И после каждого куплета все подхватывали: "Барыня ты моя, сударыня ты моя!" Объявляя пляску, мать по ходу называла тот элемент движения, который я должен сейчас исполнить: "веревочка" - назад или на месте, или "веревочка тройная с выбросом ноги", или "веревочка с дробным притопом", "гармошка", "вертушка", "стуколка", "метелочка", "косыночка", "ковырялочка с притопом", "ползунок с разбросом", "ход гусем". Со временем я стал плясать охотно, мне нравились легкость и ловкость, нравилось, что я это делаю лучше других. К этому времени я уже знал, что в русской пляске голова должна быть гордо откинута назад, поглядка должна быть с удалью, - мол, посмотрите, как я умею! - все надо делать легко, молодцевато, лихо, первым с круга не уходить и быть готовым переплясать любого партнера или любую партнершу, - это уже вопрос чести. Если пляски под руководством бабушки были игрой и развлечением, то занятия с матерью были работой. Лет с одиннадцати-двенадцати она стала учить меня и западным танцам: фокстроту, вальсу, танго и даже румбе, о которой мальчишки говорили как о самом непристойном, похабном танце, мол, танцуют его голяком, в полутьме и прямо тут же под музыку сношаются… В доказательство приводились и cлoвa настоящей румбы:
Румба, закройте двери!
Румба, гасите свет!
Румба, снимайте юбки!
Румба, спасенья нет.
Румба, какие плечи!
Румба, какой живот!
Румба, один маркует,
Румба, другой …ет!
Об этом танце говорили как о свальном грехе, что спустя десятилетия стали именовать групповым сексом.
Когда мать ставила румбу и начинала со мной танцевать, как она говорила, "прорабатывать", меня от происходящего охватывал ужас, голова не соображала, я запинался, мне отказывали ноги, я мучительно не понимал, зачем мать учит танцевать меня румбу, если она сопровождается таким жутким похабством. Она ведь даже не подозревала, что я знаю истинный смысл слов этого чудовищно похабного танца, а я их слышал не раз от взрослых ребят.
Не понимая, что со мной, мать с силой дергала и разворачивала меня, ругала и при этом в раздражении еще обзывала "коровой" или "бегемотом".

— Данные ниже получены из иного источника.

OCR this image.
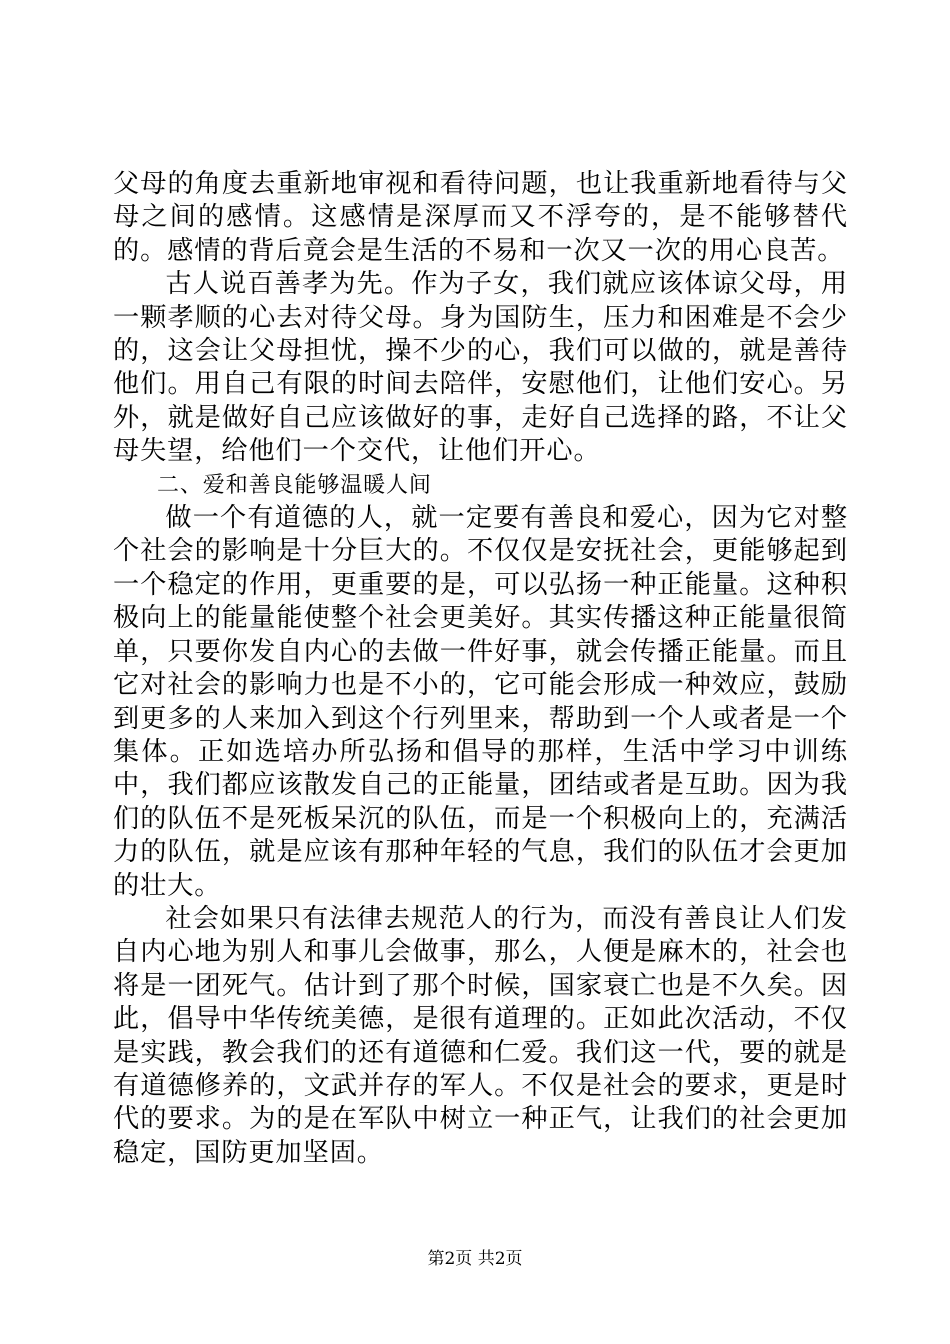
父母的角度去重新地审视和看待问题，也让我重新地看待与父母之间的感情。这感情是深厚而又不浮夸的，是不能够替代的。感情的背后竟会是生活的不易和一次又一次的用心良苦。

古人说百善孝为先。作为子女，我们就应该体谅父母，用一颗孝顺的心去对待父母。身为国防生，压力和困难是不会少的，这会让父母担忧，操不少的心，我们可以做的，就是善待他们。用自己有限的时间去陪伴，安慰他们，让他们安心。另外，就是做好自己应该做好的事，走好自己选择的路，不让父母失望，给他们一个交代，让他们开心。

二、爱和善良能够温暖人间

做一个有道德的人，就一定要有善良和爱心，因为它对整个社会的影响是十分巨大的。不仅仅是安抚社会，更能够起到一个稳定的作用，更重要的是，可以弘扬一种正能量。这种积极向上的能量能使整个社会更美好。其实传播这种正能量很简单，只要你发自内心的去做一件好事，就会传播正能量。而且它对社会的影响力也是不小的，它可能会形成一种效应，鼓励到更多的人来加入到这个行列里来，帮助到一个人或者是一个集体。正如选培办所弘扬和倡导的那样，生活中学习中训练中，我们都应该散发自己的正能量，团结或者是互助。因为我们的队伍不是死板呆沉的队伍，而是一个积极向上的，充满活力的队伍，就是应该有那种年轻的气息，我们的队伍才会更加的壮大。

社会如果只有法律去规范人的行为，而没有善良让人们发自内心地为别人和事儿会做事，那么，人便是麻木的，社会也将是一团死气。估计到了那个时候，国家衰亡也是不久矣。因此，倡导中华传统美德，是很有道理的。正如此次活动，不仅是实践，教会我们的还有道德和仁爱。我们这一代，要的就是有道德修养的，文武并存的军人。不仅是社会的要求，更是时代的要求。为的是在军队中树立一种正气，让我们的社会更加稳定，国防更加坚固。

第2页 共2页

Сколько вечеров было в детстве и отрочестве убито на пляски и танцы!.. Годам к одиннадцати-тринадцати я так поднаторел, что плясал заметно лучше своих сверстников, да и взрослых, и, если оказывался летом вблизи деревенской свадьбы, меня звали, просили и заставляли плясать, я старался и отхватывал от души до изнеможения, до боли в пятках, зато меня угощали как почетного гостя, а бабушка светилась от удовольствия. К четырнадцати-пятнадцати годам почти ни одна свадьба в деревне не обходилась без моего участия - как самого умелого и выносливого в плясках. Как правило, меня приглашали загодя, и я щегольски и неистово танцевал, плясал там до упаду.
...Матери своей и бабушке я бесконечно благодарен, что они научили меня плясать и танцевать, но, хотя делал я это лучше других, в жизни это мне не пригодилось и ничуть не помогло…
IV. Пляска и частушка.
Объяснение с Володькой
И тут на меня накатило какое-то затмение. Я не был пьян, а только выпивши, но меня разбирали обида и возмущение, и надо думать, очевидно, оттого отказали, не сработали тормоза. Б 'ольшая часть того, что ели и пили собравшиеся, - пусть это было трофейным и ничего мне не стоило - попало сюда только благодаря мне, и пластинки, которые они столь охотно, с удовольствием слушали, были подарены мной. Если бы не я, то не было бы у них всей этой еды, питья и музыки, не было бы праздника, - но никто меня не поблагодарил, даже слова доброго не сказал. Особенно же оскорбительным мыслилось предположение, что меня пригласили сюда с потребительской целью - чтобы получить продукты, вино и пластинки.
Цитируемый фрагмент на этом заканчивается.